I am wandering round the huge store not really concentrating. I don’t like shopping at the best of times and hate the huge, bright intimidating spaces stores have become. I usually go in, get what I want and get out again. Today though I don’t really know what I want, I need to eat but don’t really fancy anything. I’m feeling off it, the break-up has hit me hard.
I had persevered at the relationship for twenty years, putting up with the little foibles, laziness and depression, not wanting to leave because they were vulnerable. But an affair was the final straw.
He ran to her the night I discovered the truth. All our friends and family are telling me it was about time we split, I’ve given too much of myself and now should live a little. I know it’s only been a week but how do you live on your own, in a four-bedroom house, surrounded by memories?
Work is a distraction and so are friends and my badminton but home is no comfort, not that it has been for some time, me doing everything because of his melancholy. Where had I gone wrong, what else could I have done? What do I do next? Thoughts constantly churning through my head as they were now as I supposedly shopped for something for tea but didn’t see the contents of the shelves.

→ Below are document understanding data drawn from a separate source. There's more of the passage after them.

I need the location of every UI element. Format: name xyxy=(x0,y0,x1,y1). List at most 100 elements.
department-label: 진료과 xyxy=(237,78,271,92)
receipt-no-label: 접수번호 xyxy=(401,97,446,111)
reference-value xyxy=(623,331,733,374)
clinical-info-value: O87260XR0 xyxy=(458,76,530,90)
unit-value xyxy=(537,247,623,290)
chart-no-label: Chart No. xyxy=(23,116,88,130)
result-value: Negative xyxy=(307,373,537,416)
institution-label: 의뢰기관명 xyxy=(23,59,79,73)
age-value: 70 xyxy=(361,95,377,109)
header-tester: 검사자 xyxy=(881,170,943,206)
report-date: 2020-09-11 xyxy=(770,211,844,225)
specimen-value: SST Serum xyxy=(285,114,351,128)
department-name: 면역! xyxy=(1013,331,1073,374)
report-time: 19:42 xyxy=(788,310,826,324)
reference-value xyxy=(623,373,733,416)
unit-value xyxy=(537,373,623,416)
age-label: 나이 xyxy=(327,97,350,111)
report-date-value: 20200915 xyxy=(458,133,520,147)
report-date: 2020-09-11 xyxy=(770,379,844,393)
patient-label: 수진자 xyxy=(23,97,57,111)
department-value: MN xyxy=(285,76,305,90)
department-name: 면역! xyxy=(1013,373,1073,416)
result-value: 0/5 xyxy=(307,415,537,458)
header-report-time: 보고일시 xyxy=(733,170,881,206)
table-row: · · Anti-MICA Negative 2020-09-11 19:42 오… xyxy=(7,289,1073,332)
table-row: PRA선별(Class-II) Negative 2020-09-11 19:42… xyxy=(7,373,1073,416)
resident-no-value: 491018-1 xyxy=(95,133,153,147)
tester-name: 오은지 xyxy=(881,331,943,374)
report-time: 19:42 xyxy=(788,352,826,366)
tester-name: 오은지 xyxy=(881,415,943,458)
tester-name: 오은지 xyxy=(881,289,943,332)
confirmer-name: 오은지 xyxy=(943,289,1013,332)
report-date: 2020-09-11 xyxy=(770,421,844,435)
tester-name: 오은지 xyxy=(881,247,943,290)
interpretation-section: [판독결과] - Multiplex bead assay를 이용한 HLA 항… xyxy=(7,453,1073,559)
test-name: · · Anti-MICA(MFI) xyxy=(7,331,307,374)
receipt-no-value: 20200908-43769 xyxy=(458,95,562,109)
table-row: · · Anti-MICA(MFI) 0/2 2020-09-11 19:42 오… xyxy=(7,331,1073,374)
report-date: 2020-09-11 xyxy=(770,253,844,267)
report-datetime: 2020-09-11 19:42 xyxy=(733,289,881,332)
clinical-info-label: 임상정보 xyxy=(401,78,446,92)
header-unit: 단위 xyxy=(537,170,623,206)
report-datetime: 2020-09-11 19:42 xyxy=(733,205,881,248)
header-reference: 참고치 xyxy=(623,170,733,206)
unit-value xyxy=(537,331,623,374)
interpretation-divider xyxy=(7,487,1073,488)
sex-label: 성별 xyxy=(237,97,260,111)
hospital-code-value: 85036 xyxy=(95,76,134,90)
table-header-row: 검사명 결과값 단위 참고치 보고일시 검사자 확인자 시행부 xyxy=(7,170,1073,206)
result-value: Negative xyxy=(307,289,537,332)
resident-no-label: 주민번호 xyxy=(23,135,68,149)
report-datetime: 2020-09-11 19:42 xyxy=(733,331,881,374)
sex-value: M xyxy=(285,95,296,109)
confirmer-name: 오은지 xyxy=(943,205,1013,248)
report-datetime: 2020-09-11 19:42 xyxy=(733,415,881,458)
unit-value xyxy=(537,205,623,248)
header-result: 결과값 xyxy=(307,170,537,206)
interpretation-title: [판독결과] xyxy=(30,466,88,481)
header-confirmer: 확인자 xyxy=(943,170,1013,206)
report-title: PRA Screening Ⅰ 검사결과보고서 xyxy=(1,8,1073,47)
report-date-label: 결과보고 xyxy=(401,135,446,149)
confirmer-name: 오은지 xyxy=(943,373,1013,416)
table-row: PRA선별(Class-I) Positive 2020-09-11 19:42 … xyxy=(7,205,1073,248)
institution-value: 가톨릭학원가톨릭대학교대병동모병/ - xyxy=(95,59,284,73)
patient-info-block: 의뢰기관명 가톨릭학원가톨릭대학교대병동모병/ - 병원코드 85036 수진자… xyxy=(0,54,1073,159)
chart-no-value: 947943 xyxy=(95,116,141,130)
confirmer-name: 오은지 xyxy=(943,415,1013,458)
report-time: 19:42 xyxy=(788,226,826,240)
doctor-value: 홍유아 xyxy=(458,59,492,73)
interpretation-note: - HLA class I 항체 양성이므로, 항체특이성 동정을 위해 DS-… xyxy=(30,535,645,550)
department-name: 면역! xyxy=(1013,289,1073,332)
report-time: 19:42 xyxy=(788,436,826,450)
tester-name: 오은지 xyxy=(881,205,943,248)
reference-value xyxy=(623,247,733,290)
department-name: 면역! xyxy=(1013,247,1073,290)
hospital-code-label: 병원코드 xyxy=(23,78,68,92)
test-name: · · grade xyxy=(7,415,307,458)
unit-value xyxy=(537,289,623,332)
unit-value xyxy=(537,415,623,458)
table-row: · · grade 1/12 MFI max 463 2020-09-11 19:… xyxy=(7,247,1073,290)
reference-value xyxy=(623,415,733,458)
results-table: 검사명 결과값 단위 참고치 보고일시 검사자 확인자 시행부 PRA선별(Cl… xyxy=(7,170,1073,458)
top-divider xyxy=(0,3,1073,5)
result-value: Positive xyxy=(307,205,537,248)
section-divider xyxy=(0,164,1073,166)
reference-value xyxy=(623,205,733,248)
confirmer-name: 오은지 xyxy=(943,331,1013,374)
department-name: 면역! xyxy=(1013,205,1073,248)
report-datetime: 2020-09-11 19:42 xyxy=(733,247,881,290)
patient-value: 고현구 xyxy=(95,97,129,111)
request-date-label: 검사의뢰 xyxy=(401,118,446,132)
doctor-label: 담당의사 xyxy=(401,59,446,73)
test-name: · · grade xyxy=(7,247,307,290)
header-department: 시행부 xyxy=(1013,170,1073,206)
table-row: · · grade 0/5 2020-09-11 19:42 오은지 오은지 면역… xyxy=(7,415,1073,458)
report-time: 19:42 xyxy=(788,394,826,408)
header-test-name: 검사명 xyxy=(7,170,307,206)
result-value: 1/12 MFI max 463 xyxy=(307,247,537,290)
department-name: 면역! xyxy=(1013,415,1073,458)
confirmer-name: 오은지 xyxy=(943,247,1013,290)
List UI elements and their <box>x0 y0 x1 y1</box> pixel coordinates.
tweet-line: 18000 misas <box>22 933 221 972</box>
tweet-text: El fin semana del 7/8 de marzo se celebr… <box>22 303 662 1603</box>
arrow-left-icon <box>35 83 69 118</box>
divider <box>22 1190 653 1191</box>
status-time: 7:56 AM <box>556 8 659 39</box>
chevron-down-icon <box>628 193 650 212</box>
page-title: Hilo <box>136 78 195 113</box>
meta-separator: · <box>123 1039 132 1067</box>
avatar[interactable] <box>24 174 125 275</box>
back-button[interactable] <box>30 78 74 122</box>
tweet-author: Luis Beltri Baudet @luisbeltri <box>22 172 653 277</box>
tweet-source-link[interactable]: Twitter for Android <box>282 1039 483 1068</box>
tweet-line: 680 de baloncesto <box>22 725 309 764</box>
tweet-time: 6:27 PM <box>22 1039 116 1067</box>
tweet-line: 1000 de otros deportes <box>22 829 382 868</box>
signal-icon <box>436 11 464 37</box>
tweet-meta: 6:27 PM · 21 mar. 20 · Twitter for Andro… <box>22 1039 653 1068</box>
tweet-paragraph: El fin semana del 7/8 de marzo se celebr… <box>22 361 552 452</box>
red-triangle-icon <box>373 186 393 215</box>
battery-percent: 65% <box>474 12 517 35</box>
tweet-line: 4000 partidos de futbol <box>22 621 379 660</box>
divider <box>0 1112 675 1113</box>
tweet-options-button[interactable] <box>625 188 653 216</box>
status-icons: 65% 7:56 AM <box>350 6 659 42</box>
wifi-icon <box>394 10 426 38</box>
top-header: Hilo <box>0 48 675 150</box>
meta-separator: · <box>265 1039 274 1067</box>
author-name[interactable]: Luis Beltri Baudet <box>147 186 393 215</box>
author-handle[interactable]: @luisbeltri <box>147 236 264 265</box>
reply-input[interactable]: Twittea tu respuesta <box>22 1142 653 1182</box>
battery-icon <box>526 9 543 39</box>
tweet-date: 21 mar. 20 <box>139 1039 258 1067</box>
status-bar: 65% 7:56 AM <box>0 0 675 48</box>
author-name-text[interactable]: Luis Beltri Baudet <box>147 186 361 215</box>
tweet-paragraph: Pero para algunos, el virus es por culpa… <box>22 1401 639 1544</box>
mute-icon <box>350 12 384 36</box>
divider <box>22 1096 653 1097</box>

I gathered my shelf, decided on pizza and ice cream again and set off. Once more, distracted by my thoughts, I wandered up and down the row of shelves before realising I was in the wrong place. Cross with myself I turned quickly to go round the corner and promptly bumped into someone hard.
After a few expletives, he looked up. I couldn’t really rub the part where my basket had jammed into him, to help him feel better. All I could do was apologise profusely.
‘Eileen is that really you?’
I blinked in confusion for what seemed like an eternity and stood back, taking a good look at him.
Oh, my goodness, Graham? Graham Mitchell? Sorry I didn’t recognise you with the goatee.’
‘It sure is, crickey, how long has it been, must be twenty years, since you ditched me for that sales rep.’
I blushed, bit my lip and looked at my feet. After a few failed attempts at trying to get the conversation on track he was about to leave, then turned
‘Hey, you don’t look good and you are obviously upset, why don’t we abandon the shopping and go get a coffee, have a bit of a catch up. I’m not in any hurry to be anywhere, I can please myself these days.’
I smiled a nervous smile and agreed to go.
Had I been my usual organised and focused self I would have been in and out of the store as quickly as possible. Today I’d left even later than usual from work, had been held up by an accident on my way to the store and my distraction had slowed me down and even once decided on my chosen meal for the evening had walked down the wrong aisle.
Or was it where fate had meant me to be?